European officials are pessimistic about the chances of a breakthrough in Brexit talks this week, as negotiators suspect that whatever they offer will not be enough to get the UK parliament to back Theresa May’s deal.
According to three people familiar with the situation, there is increasing concern on the European side that any concessions the bloc would be prepared to give would not be sufficient to win a majority in the House of Commons. The EU is reluctant to shift its position if it’s not sure it would get the deal over the line.
The view in Brussels is that unrealistic expectations have built up in London, and that attorney general Geoffrey Cox -- sent in by May to negotiate -- is asking for the impossible, according to people briefed on negotiations.

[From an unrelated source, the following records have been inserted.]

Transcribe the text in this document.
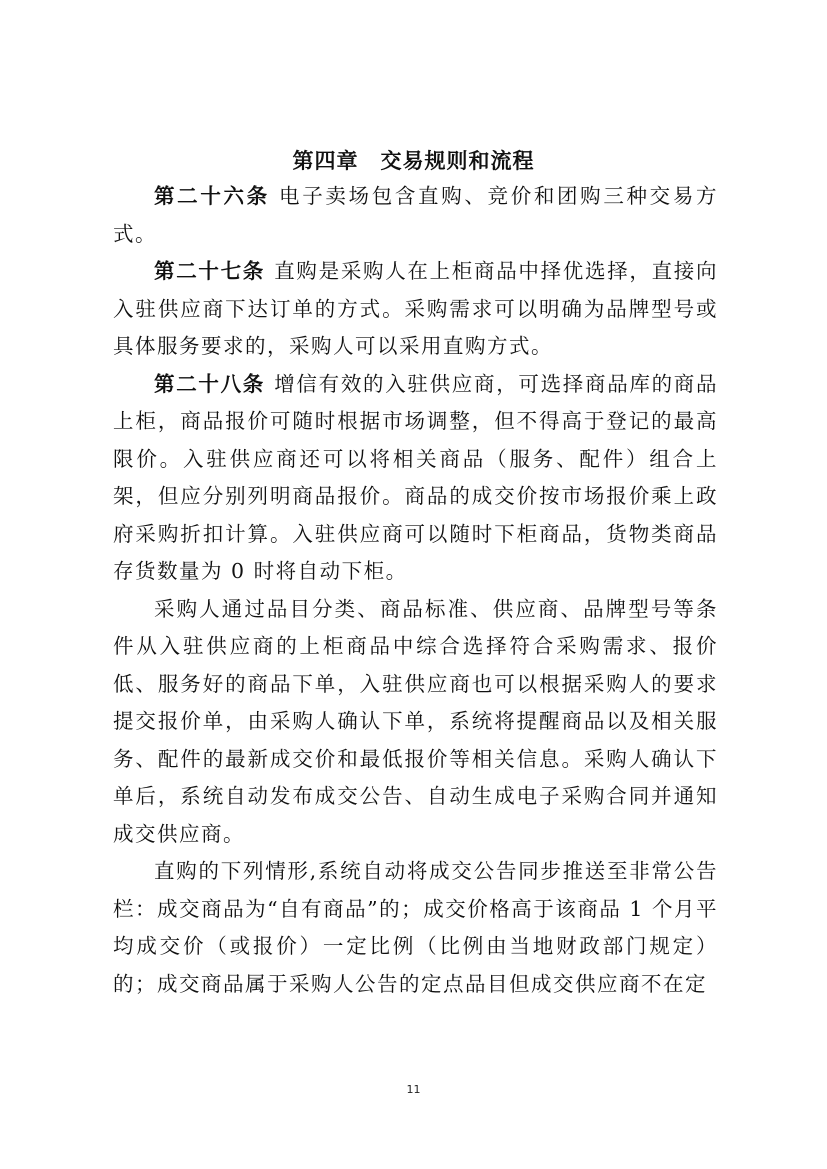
第四章　交易规则和流程

第二十六条 电子卖场包含直购、竞价和团购三种交易方式。

第二十七条 直购是采购人在上柜商品中择优选择，直接向入驻供应商下达订单的方式。采购需求可以明确为品牌型号或具体服务要求的，采购人可以采用直购方式。

第二十八条 增信有效的入驻供应商，可选择商品库的商品上柜，商品报价可随时根据市场调整，但不得高于登记的最高限价。入驻供应商还可以将相关商品（服务、配件）组合上架，但应分别列明商品报价。商品的成交价按市场报价乘上政府采购折扣计算。入驻供应商可以随时下柜商品，货物类商品存货数量为 0 时将自动下柜。

采购人通过品目分类、商品标准、供应商、品牌型号等条件从入驻供应商的上柜商品中综合选择符合采购需求、报价低、服务好的商品下单，入驻供应商也可以根据采购人的要求提交报价单，由采购人确认下单，系统将提醒商品以及相关服务、配件的最新成交价和最低报价等相关信息。采购人确认下单后，系统自动发布成交公告、自动生成电子采购合同并通知成交供应商。

直购的下列情形,系统自动将成交公告同步推送至非常公告栏：成交商品为“自有商品”的；成交价格高于该商品 1 个月平均成交价（或报价）一定比例（比例由当地财政部门规定）的；成交商品属于采购人公告的定点品目但成交供应商不在定

11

EU negotiators are also riled by having to do business with a new interlocutor, the people said. Cox is a veteran barrister known for his ornate rhetoric and a theatrical baritone. Tuesday’s talks were described by European officials as some of the worst-tempered of the two-year process.
With just days to go until May has to bring a revised accord back to the parliament that routed her deal in January, positions on both sides are hardening. Each side is counting on the other to back down in a game of brinkmanship.
Brexit purists in London, who appeared to be softening toward May’s deal last week, are once again stiffening their resolve. Even as there’s still time for positions to shift, UK officials are mapping out what happens next if her deal is defeated again.
Still, the risk of a no-deal Brexit has been taken off the table, at least for now. That is because Parliament has been handed a veto over a chaotic exit, and previous ballots indicate lawmakers would prevent the catastrophe scenario businesses dread. If May’s deal is rejected on Tuesday, Parliament will instead most likely vote to extend the exit day deadline and pro-EU lawmakers will try to force the government to soften, or even reverse the divorce.
In a sign of parliamentary compromises that may emerge, opposition Labour Party leader Jeremy Corbyn on Wednesday met for more than an hour with the Conservative former ministers Oliver Letwin and Nick Boles, who support a soft Brexit in an attempt to forge a common approach.
That diminished threat of no-deal also eases the pressure on the bloc to make concessions, according to one of the people familiar with the situation.
Cox wants the EU to agree to independent arbitration of the contentious Irish backstop arrangement so that it can be ended without needing the consent of the European Court of Justice. The EU says it can’t accept that.
The British government agrees that talks were "difficult" but expects them to resume this week, and if there’s progress, May could go to Brussels at the weekend or on Monday. UK officials are concerned that the EU is misreading Westminster dynamics, and have given up May’s chances next week too early.
As May’s team contemplates defeat next week, the government is trying to send a clear message to those considering voting down her deal: she doesn’t plan to head back to Brussels to extract new concessions. Instead, Parliament will take control, and MPs who do not like the deal on offer will like the alternative even less.